Sindhu’s victory also brings laurels to the Gopichand Badminton Academy, which has been relentless in its efforts to raise the standards of Indian Badminton. Leaving cricket aside, funding and sponsoring other major sports in India is extremely difficult, if not impossible. Finding and nurturing talents requires plenty of dedication and, of course, huge sums of money. In this context the single-minded devotion of India’s former badminton star, Pullela Gopichand is extremely commendable and praiseworthy.  At the age of 28, which, by no means, is an old age, Gopichand began setting up his now famous Badminton Academy in the Gachibowli area in the city of Hyderabad. Most of the current world famous Indian shuttlers have been trained by Gopichand and they are all thankful for their trainer’s undying spirit and focused devotion. Other than PV Sindhu, the academy has also been instrumental in training world-ranked badminton stars like Saina Nehwal, P Kashyap, Sai Praneeth and Gurusai Datt.

While PV Sindhu is the current rising star of the Badminton world, another rare gem from the Gopichand Academy is Saina Nehwal, who owes her tremendous success to the regulations and discipline that prevails in the academy. Gopichand knew that the sport was literally monopolized by a string of Chinese players, who undergo serious and rigorous grind under no-nonsense trainers in China. While he could not replicate everything that exists in Chinese academies, he has still been able to create a training center, where shuttlers have to undergo a disciplined and hardworking regime. Sindhu’s impressive performance at her age reflects the ingrained virtues, imbibed in the academy.
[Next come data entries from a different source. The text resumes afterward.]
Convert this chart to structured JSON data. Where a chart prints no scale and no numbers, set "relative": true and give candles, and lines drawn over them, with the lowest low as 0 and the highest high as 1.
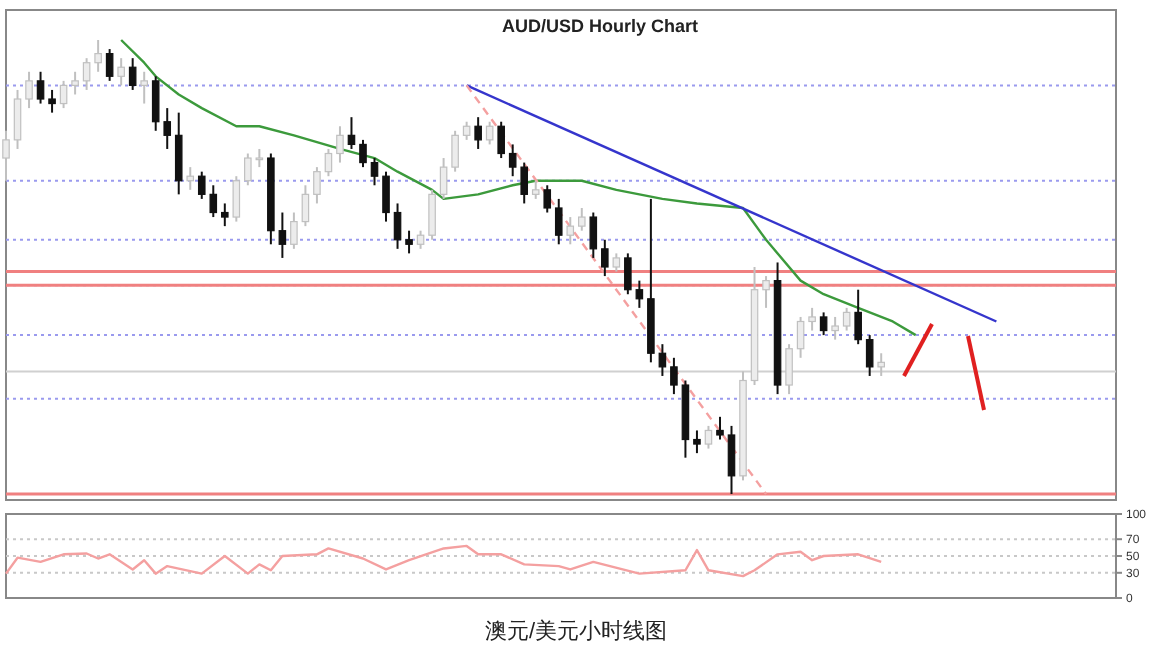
{
  "chart_data": [
    {
      "type": "candlestick",
      "title": "AUD/USD Hourly Chart",
      "relative": true,
      "categories": [
        null,
        null,
        null,
        null,
        null,
        null,
        null,
        null,
        null,
        null,
        null,
        null,
        null,
        null,
        null,
        null,
        null,
        null,
        null,
        null,
        null,
        null,
        null,
        null,
        null,
        null,
        null,
        null,
        null,
        null,
        null,
        null,
        null,
        null,
        null,
        null,
        null,
        null,
        null,
        null,
        null,
        null,
        null,
        null,
        null,
        null,
        null,
        null,
        null,
        null,
        null,
        null,
        null,
        null,
        null,
        null,
        null,
        null,
        null,
        null,
        null,
        null,
        null,
        null,
        null,
        null,
        null,
        null,
        null,
        null,
        null,
        null,
        null,
        null,
        null,
        null,
        null,
        null,
        null,
        null,
        null,
        null,
        null,
        null,
        null,
        null,
        null,
        null,
        null,
        null,
        null,
        null,
        null,
        null,
        null,
        null
      ],
      "ohlc": [
        [
          0.74,
          0.8,
          0.69,
          0.78
        ],
        [
          0.78,
          0.89,
          0.76,
          0.87
        ],
        [
          0.87,
          0.93,
          0.85,
          0.91
        ],
        [
          0.91,
          0.93,
          0.86,
          0.87
        ],
        [
          0.87,
          0.89,
          0.84,
          0.86
        ],
        [
          0.86,
          0.91,
          0.85,
          0.9
        ],
        [
          0.9,
          0.93,
          0.88,
          0.91
        ],
        [
          0.91,
          0.96,
          0.89,
          0.95
        ],
        [
          0.95,
          1.0,
          0.93,
          0.97
        ],
        [
          0.97,
          0.98,
          0.91,
          0.92
        ],
        [
          0.92,
          0.96,
          0.9,
          0.94
        ],
        [
          0.94,
          0.96,
          0.89,
          0.9
        ],
        [
          0.9,
          0.93,
          0.86,
          0.91
        ],
        [
          0.91,
          0.92,
          0.8,
          0.82
        ],
        [
          0.82,
          0.85,
          0.76,
          0.79
        ],
        [
          0.79,
          0.84,
          0.66,
          0.69
        ],
        [
          0.69,
          0.72,
          0.67,
          0.7
        ],
        [
          0.7,
          0.71,
          0.65,
          0.66
        ],
        [
          0.66,
          0.68,
          0.61,
          0.62
        ],
        [
          0.62,
          0.64,
          0.59,
          0.61
        ],
        [
          0.61,
          0.7,
          0.6,
          0.69
        ],
        [
          0.69,
          0.75,
          0.68,
          0.74
        ],
        [
          0.74,
          0.76,
          0.72,
          0.74
        ],
        [
          0.74,
          0.75,
          0.55,
          0.58
        ],
        [
          0.58,
          0.62,
          0.52,
          0.55
        ],
        [
          0.55,
          0.62,
          0.54,
          0.6
        ],
        [
          0.6,
          0.68,
          0.59,
          0.66
        ],
        [
          0.66,
          0.72,
          0.64,
          0.71
        ],
        [
          0.71,
          0.76,
          0.7,
          0.75
        ],
        [
          0.75,
          0.81,
          0.73,
          0.79
        ],
        [
          0.79,
          0.83,
          0.76,
          0.77
        ],
        [
          0.77,
          0.78,
          0.72,
          0.73
        ],
        [
          0.73,
          0.74,
          0.68,
          0.7
        ],
        [
          0.7,
          0.71,
          0.6,
          0.62
        ],
        [
          0.62,
          0.64,
          0.54,
          0.56
        ],
        [
          0.56,
          0.58,
          0.53,
          0.55
        ],
        [
          0.55,
          0.58,
          0.54,
          0.57
        ],
        [
          0.57,
          0.67,
          0.56,
          0.66
        ],
        [
          0.66,
          0.74,
          0.65,
          0.72
        ],
        [
          0.72,
          0.8,
          0.71,
          0.79
        ],
        [
          0.79,
          0.82,
          0.78,
          0.81
        ],
        [
          0.81,
          0.83,
          0.76,
          0.78
        ],
        [
          0.78,
          0.82,
          0.77,
          0.81
        ],
        [
          0.81,
          0.82,
          0.74,
          0.75
        ],
        [
          0.75,
          0.77,
          0.7,
          0.72
        ],
        [
          0.72,
          0.73,
          0.64,
          0.66
        ],
        [
          0.66,
          0.69,
          0.65,
          0.67
        ],
        [
          0.67,
          0.68,
          0.62,
          0.63
        ],
        [
          0.63,
          0.65,
          0.55,
          0.57
        ],
        [
          0.57,
          0.61,
          0.55,
          0.59
        ],
        [
          0.59,
          0.63,
          0.58,
          0.61
        ],
        [
          0.61,
          0.62,
          0.52,
          0.54
        ],
        [
          0.54,
          0.56,
          0.48,
          0.5
        ],
        [
          0.5,
          0.53,
          0.49,
          0.52
        ],
        [
          0.52,
          0.53,
          0.44,
          0.45
        ],
        [
          0.45,
          0.47,
          0.41,
          0.43
        ],
        [
          0.43,
          0.65,
          0.29,
          0.31
        ],
        [
          0.31,
          0.33,
          0.26,
          0.28
        ],
        [
          0.28,
          0.3,
          0.22,
          0.24
        ],
        [
          0.24,
          0.25,
          0.08,
          0.12
        ],
        [
          0.12,
          0.14,
          0.09,
          0.11
        ],
        [
          0.11,
          0.15,
          0.1,
          0.14
        ],
        [
          0.14,
          0.17,
          0.12,
          0.13
        ],
        [
          0.13,
          0.15,
          0.0,
          0.04
        ],
        [
          0.04,
          0.27,
          0.03,
          0.25
        ],
        [
          0.25,
          0.5,
          0.24,
          0.45
        ],
        [
          0.45,
          0.48,
          0.41,
          0.47
        ],
        [
          0.47,
          0.51,
          0.22,
          0.24
        ],
        [
          0.24,
          0.33,
          0.22,
          0.32
        ],
        [
          0.32,
          0.39,
          0.3,
          0.38
        ],
        [
          0.38,
          0.41,
          0.36,
          0.39
        ],
        [
          0.39,
          0.4,
          0.35,
          0.36
        ],
        [
          0.36,
          0.39,
          0.34,
          0.37
        ],
        [
          0.37,
          0.41,
          0.36,
          0.4
        ],
        [
          0.4,
          0.45,
          0.33,
          0.34
        ],
        [
          0.34,
          0.35,
          0.26,
          0.28
        ],
        [
          0.28,
          0.31,
          0.26,
          0.29
        ],
        null,
        null,
        null,
        null,
        null,
        null,
        null,
        null,
        null,
        null,
        null,
        null,
        null,
        null,
        null,
        null,
        null,
        null,
        null
      ],
      "series": [
        {
          "type": "line",
          "color": "#3c9a3c",
          "values": [
            null,
            null,
            null,
            null,
            null,
            null,
            null,
            null,
            null,
            null,
            1.0,
            null,
            0.95,
            0.92,
            null,
            0.88,
            null,
            0.85,
            null,
            null,
            0.81,
            null,
            0.81,
            null,
            null,
            0.79,
            null,
            null,
            null,
            0.76,
            null,
            null,
            0.74,
            null,
            0.71,
            null,
            null,
            0.67,
            0.65,
            null,
            null,
            0.66,
            null,
            null,
            0.68,
            null,
            0.69,
            null,
            null,
            null,
            0.69,
            null,
            null,
            0.67,
            null,
            null,
            null,
            0.65,
            null,
            null,
            0.64,
            null,
            null,
            null,
            0.63,
            null,
            0.56,
            null,
            null,
            0.47,
            null,
            0.44,
            null,
            null,
            0.41,
            null,
            null,
            0.38,
            null,
            0.35,
            null,
            null,
            null,
            null,
            null,
            null,
            null,
            null,
            null,
            null,
            null,
            null,
            null,
            null,
            null,
            null
          ]
        },
        {
          "type": "line",
          "color": "#3535cc",
          "values": [
            null,
            null,
            null,
            null,
            null,
            null,
            null,
            null,
            null,
            null,
            null,
            null,
            null,
            null,
            null,
            null,
            null,
            null,
            null,
            null,
            null,
            null,
            null,
            null,
            null,
            null,
            null,
            null,
            null,
            null,
            null,
            null,
            null,
            null,
            null,
            null,
            null,
            null,
            null,
            null,
            0.9,
            null,
            null,
            null,
            null,
            null,
            null,
            null,
            null,
            null,
            null,
            null,
            null,
            null,
            null,
            null,
            null,
            null,
            null,
            null,
            null,
            null,
            null,
            null,
            null,
            null,
            null,
            null,
            null,
            null,
            null,
            null,
            null,
            null,
            null,
            null,
            null,
            null,
            null,
            null,
            null,
            null,
            null,
            null,
            null,
            null,
            0.38,
            null,
            null,
            null,
            null,
            null,
            null,
            null,
            null,
            null
          ]
        },
        {
          "type": "line",
          "color": "#f4a0a0",
          "line_style": "dashed",
          "values": [
            null,
            null,
            null,
            null,
            null,
            null,
            null,
            null,
            null,
            null,
            null,
            null,
            null,
            null,
            null,
            null,
            null,
            null,
            null,
            null,
            null,
            null,
            null,
            null,
            null,
            null,
            null,
            null,
            null,
            null,
            null,
            null,
            null,
            null,
            null,
            null,
            null,
            null,
            null,
            null,
            0.9,
            null,
            null,
            null,
            null,
            null,
            null,
            null,
            null,
            null,
            null,
            null,
            null,
            null,
            null,
            null,
            null,
            null,
            null,
            null,
            null,
            null,
            null,
            null,
            null,
            null,
            0.0,
            null,
            null,
            null,
            null,
            null,
            null,
            null,
            null,
            null,
            null,
            null,
            null,
            null,
            null,
            null,
            null,
            null,
            null,
            null,
            null,
            null,
            null,
            null,
            null,
            null,
            null,
            null,
            null,
            null
          ]
        }
      ],
      "ref_lines": [
        {
          "axis": "y",
          "value": 0.9,
          "color": "#9a9aee",
          "line_style": "dotted"
        },
        {
          "axis": "y",
          "value": 0.69,
          "color": "#9a9aee",
          "line_style": "dotted"
        },
        {
          "axis": "y",
          "value": 0.56,
          "color": "#9a9aee",
          "line_style": "dotted"
        },
        {
          "axis": "y",
          "value": 0.46,
          "color": "#9a9aee",
          "line_style": "dotted"
        },
        {
          "axis": "y",
          "value": 0.35,
          "color": "#9a9aee",
          "line_style": "dotted"
        },
        {
          "axis": "y",
          "value": 0.21,
          "color": "#9a9aee",
          "line_style": "dotted"
        },
        {
          "axis": "y",
          "value": 0.27,
          "color": "#d0d0d0",
          "line_style": "solid"
        },
        {
          "axis": "y",
          "value": 0.49,
          "color": "#f08080",
          "line_style": "solid"
        },
        {
          "axis": "y",
          "value": 0.46,
          "color": "#f08080",
          "line_style": "solid"
        },
        {
          "axis": "y",
          "value": 0.0,
          "color": "#f08080",
          "line_style": "solid"
        }
      ],
      "annotations": [
        "澳元/美元小时线图"
      ]
    },
    {
      "type": "line",
      "ylim": [
        0,
        100
      ],
      "yticks": [
        0,
        30,
        50,
        70,
        100
      ],
      "categories": [
        null,
        null,
        null,
        null,
        null,
        null,
        null,
        null,
        null,
        null,
        null,
        null,
        null,
        null,
        null,
        null,
        null,
        null,
        null,
        null,
        null,
        null,
        null,
        null,
        null,
        null,
        null,
        null,
        null,
        null,
        null,
        null,
        null,
        null,
        null,
        null,
        null,
        null,
        null,
        null,
        null,
        null,
        null,
        null,
        null,
        null,
        null,
        null,
        null,
        null,
        null,
        null,
        null,
        null,
        null,
        null,
        null,
        null,
        null,
        null,
        null,
        null,
        null,
        null,
        null,
        null,
        null,
        null,
        null,
        null,
        null,
        null,
        null,
        null,
        null,
        null,
        null,
        null,
        null,
        null,
        null,
        null,
        null,
        null,
        null,
        null,
        null,
        null,
        null,
        null,
        null,
        null,
        null,
        null,
        null,
        null
      ],
      "series": [
        {
          "color": "#f4a0a0",
          "values": [
            29,
            48,
            null,
            43,
            null,
            52,
            null,
            53,
            47,
            52,
            null,
            34,
            45,
            29,
            38,
            null,
            null,
            29,
            null,
            50,
            null,
            29,
            40,
            33,
            50,
            null,
            null,
            52,
            59,
            null,
            null,
            47,
            null,
            34,
            null,
            45,
            null,
            null,
            59,
            null,
            62,
            52,
            null,
            52,
            null,
            40,
            null,
            null,
            38,
            34,
            null,
            43,
            null,
            null,
            null,
            29,
            null,
            null,
            null,
            33,
            57,
            33,
            null,
            null,
            26,
            33,
            null,
            52,
            null,
            55,
            45,
            50,
            null,
            null,
            52,
            null,
            43,
            null,
            null,
            null,
            null,
            null,
            null,
            null,
            null,
            null,
            null,
            null,
            null,
            null,
            null,
            null,
            null,
            null,
            null,
            null
          ]
        }
      ],
      "ref_lines": [
        {
          "axis": "y",
          "value": 30,
          "color": "#c8c8c8",
          "line_style": "dotted"
        },
        {
          "axis": "y",
          "value": 50,
          "color": "#c8c8c8",
          "line_style": "dotted"
        },
        {
          "axis": "y",
          "value": 70,
          "color": "#c8c8c8",
          "line_style": "dotted"
        }
      ]
    }
  ]
}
Sindhu made news in August this year with a bronze medal at the world championships in Guangzhou. Fearing that she will invite comparison with Saina Nehwal, Gopichand told media that such comparison is very unfair. Saina is 23 and has already won 16 major international titles. Sindhu is just 18 and this is merely a start for her. While both girls are gifted with an aggressive game, there are some small differences. Nehwal is 23 and her tremendous focus on the game has helped her create a niche for herself. She has also won an Olympic bronze for the country at the London Olympics. However, Nehwal is just 5’6” in height. In contrast, Sindhu stands 6’ tall and she is just 18. If she works as hard as Nehwal did, with a single-minded focus, Sindhu can scale new heights. Gopichand will be a proud man, if such a thing could happen.